Aquilo me tocou fundo, coisa de mediterrâneo. Cuidei de arrumar as palavras certas para recusar, acho que ele entendeu e justificou. Nunca esqueci o episódio. Dois anos depois, ACM lançou seu jornal e exigiu um artigo meu. Escrevi, e foi publicado com destaque.
Mais anos se passaram. Agosto de 1984, nasce a Aliança Democrática e Roberto Gusmão, secretário de governo de André Franco Montoro, imagina um programa de televisão para confrontar tancredistas e malufistas. Irá ao ar pela Record, ainda nas mãos da família Machado de Carvalho. Convidam o acima assinado para o papel de âncora, o programa se chama Jogo de Carta e é fácil imaginar para qual brasa puxa a sardinha.
Um dos primeiros entrevistados é Antonio Carlos, que está com Tancredo contra Maluf. Os eventos se seguem com as alegrias e tristezas, os altos e baixos, os prós e os contras para sempre gravados na nossa memória. Morre Tancredo, assume José Sarney e o Jogo continua a ser jogado. Sem deixar de respeitar a verdade factual, exerce o espírito crítico na fiscalização do poder.
Não é que o governo Sarney represente a mudança com que os espíritos democráticos sonhavam no tempo da ditadura. O poder, pretensamente novo e substancialmente antigo, tem irrecorrível aversão à crítica. Avolumam-se sobre a Record as pressões governistas para que o tarô das noites de segunda seja aposentado.
O Ministério das Comunicações, comandado por Antonio Carlos, monta o cerco, a Record rende-se e o programa encerra-se sem pré-aviso em abril de 1987. Por razões opostas àquelas de 11 anos antes, eis mais um episódio para mim inesquecível.
Em ambos, no espaço de uma década, as razões do chefão Castelão, coronel, capo di tutti i capi.
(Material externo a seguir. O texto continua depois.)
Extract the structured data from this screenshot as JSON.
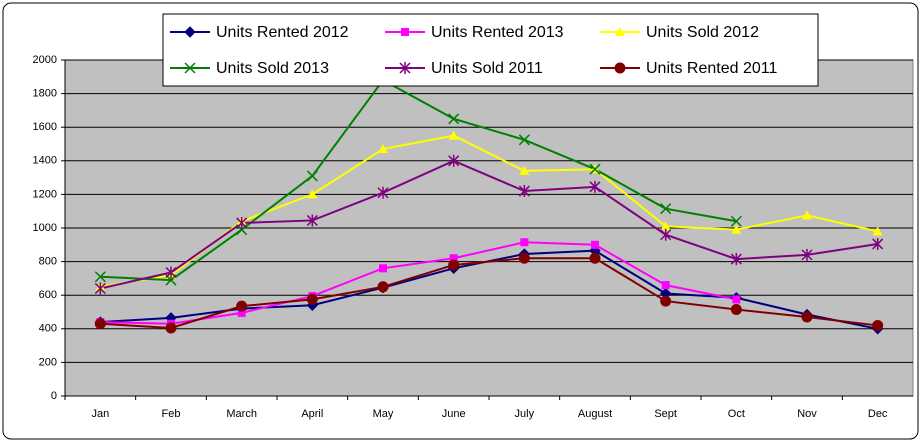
{
  "chart_data": {
    "type": "line",
    "categories": [
      "Jan",
      "Feb",
      "March",
      "April",
      "May",
      "June",
      "July",
      "August",
      "Sept",
      "Oct",
      "Nov",
      "Dec"
    ],
    "series": [
      {
        "name": "Units Rented 2012",
        "color": "#000080",
        "marker": "diamond",
        "values": [
          440,
          465,
          520,
          540,
          645,
          760,
          845,
          865,
          610,
          585,
          485,
          400
        ]
      },
      {
        "name": "Units Rented 2013",
        "color": "#ff00ff",
        "marker": "square",
        "values": [
          440,
          430,
          495,
          595,
          760,
          820,
          915,
          900,
          660,
          575,
          null,
          null
        ]
      },
      {
        "name": "Units Sold 2012",
        "color": "#ffff00",
        "marker": "triangle",
        "values": [
          650,
          720,
          1040,
          1200,
          1470,
          1550,
          1340,
          1350,
          1010,
          990,
          1075,
          980
        ]
      },
      {
        "name": "Units Sold 2013",
        "color": "#008000",
        "marker": "x",
        "values": [
          710,
          690,
          990,
          1310,
          1880,
          1650,
          1525,
          1350,
          1115,
          1040,
          null,
          null
        ]
      },
      {
        "name": "Units Sold 2011",
        "color": "#800080",
        "marker": "star",
        "values": [
          640,
          735,
          1030,
          1045,
          1210,
          1400,
          1220,
          1245,
          960,
          815,
          840,
          905
        ]
      },
      {
        "name": "Units Rented 2011",
        "color": "#800000",
        "marker": "circle",
        "values": [
          430,
          405,
          535,
          575,
          650,
          780,
          820,
          820,
          565,
          515,
          470,
          420
        ]
      }
    ],
    "ylim": [
      0,
      2000
    ],
    "yticks": [
      0,
      200,
      400,
      600,
      800,
      1000,
      1200,
      1400,
      1600,
      1800,
      2000
    ],
    "grid": true,
    "legend": "top"
  }
}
A mesma mão que hoje afaga, amanhã bate. Esmigalha, apunhala.
É justo e salutar que personagens com Antonio Carlos Magalhães fiquem obsoletas. Reconheça-se, no entanto, que são muito menos ambíguas e hipócritas do que tantas outras, alegadamente mais modernas. Chefões disfarçados, liberais de fancaria, intelectuais de terceira. Com suas cortes de lacaios e jagunços.”
“O homem-grampeador”, copyright O Estado de S. Paulo, 23/02/03
“Quando acordou, Carlos Antônio viu que tinha se transformado num grampeador. Sua perna direita estava preta e chata; a esquerda carregava uma fileira de grampos cor de cobre. Pesavam muito e Carlos Antônio não conseguiu se levantar. Não alcançava nem mesmo a campainha com que costumava chamar todas as manhãs as empregadas. Gritou. Ninguém ouviu, nem sequer o segurança que deveria estar no corredor. No quarto, apenas uma réstia de luz por baixo da porta dava sinal de vida. Procurou relaxar, mas, olhando para a sombra de suas pernas na parede, ficou aflito. O passado começou a invadir sua mente.
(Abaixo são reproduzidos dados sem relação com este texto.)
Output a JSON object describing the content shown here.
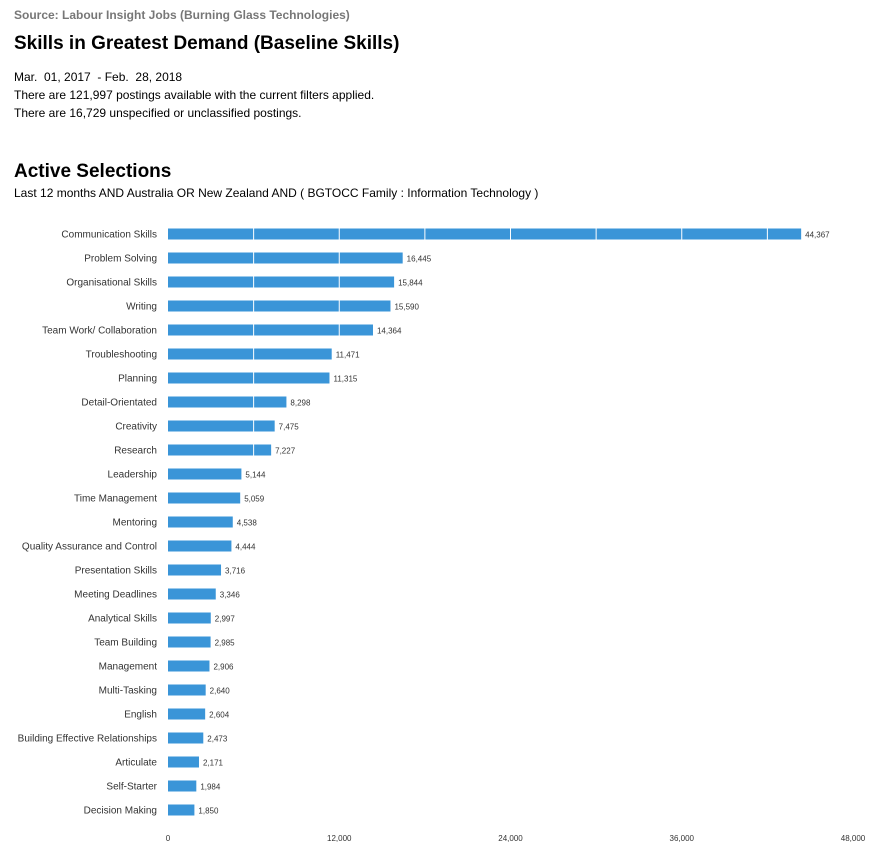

Desde pequeno, Carlos Antônio lia livros e artigos sobre os grandes estadistas da história. Logo começou a formar opinião sobre eles. Achava Marco Antônio um fraco e Richard Nixon um injustiçado. Não se lembrava exatamente dos títulos que tinha lido, embora assegurasse ter lido Maquiavel e todos os clássicos da ciência política. Mas se lembrou claramente da primeira vez em que grampeou alguém. Sua primeira namorada, Gabriela, tentou devolver uma traição que sofrera de Carlos Antônio e ele pediu ao pai que grampeasse a linha telefônica dela, para escutar sua conversa. ?Um beijo, tchau? foi o suficiente para que Jader, o flerte de Gabriela, nunca mais fosse visto naquela província.
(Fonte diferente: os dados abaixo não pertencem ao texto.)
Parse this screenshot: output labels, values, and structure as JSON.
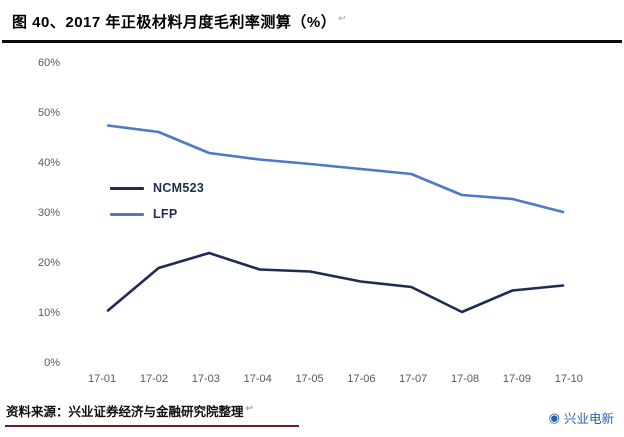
{
  "header": {
    "title": "图 40、2017 年正极材料月度毛利率测算（%）",
    "anchor": "↩"
  },
  "chart_data": {
    "type": "line",
    "title": "2017 年正极材料月度毛利率测算（%）",
    "categories": [
      "17-01",
      "17-02",
      "17-03",
      "17-04",
      "17-05",
      "17-06",
      "17-07",
      "17-08",
      "17-09",
      "17-10"
    ],
    "series": [
      {
        "name": "NCM523",
        "color": "#1f2b54",
        "values": [
          10.5,
          19,
          22,
          18.7,
          18.3,
          16.3,
          15.2,
          10.2,
          14.5,
          15.5
        ]
      },
      {
        "name": "LFP",
        "color": "#4e79c4",
        "values": [
          47.5,
          46.2,
          42,
          40.7,
          39.8,
          38.8,
          37.8,
          33.6,
          32.8,
          30.2
        ]
      }
    ],
    "ylim": [
      0,
      60
    ],
    "yticks": [
      "0%",
      "10%",
      "20%",
      "30%",
      "40%",
      "50%",
      "60%"
    ],
    "xlabel": "",
    "ylabel": "",
    "grid": false,
    "legend_position": "inside-left"
  },
  "footer": {
    "source": "资料来源：兴业证券经济与金融研究院整理",
    "anchor": "↩",
    "brand_icon": "◉",
    "brand": "兴业电新"
  }
}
Carlos Antônio tomou gosto. Quanto mais grampeava, mais forte se sentia.
Eram dossiês atrás de dossiês, interceptações atrás de interceptações. Ele não podia ver uma linha telefônica que logo a grampeava. Computadores, painéis eletrônicos, reuniões confidenciais – nada passava ao largo de seus aparelhinhos, de sua obsessão registradora. Quanto mais alto ia em sua carreira, mais grampomaníaco ficava. Sentia-se como um ?Big Brother? da capital; todos, amigos e inimigos, namoradas e ex-namoradas, parentes e jornalistas, eram fichados, vigiados e ameaçados, na mesma rapidez com que o nome de sua família se espalhava por praças e avenidas e pelas bocas dos cantores e sacerdotes de sua terra natal.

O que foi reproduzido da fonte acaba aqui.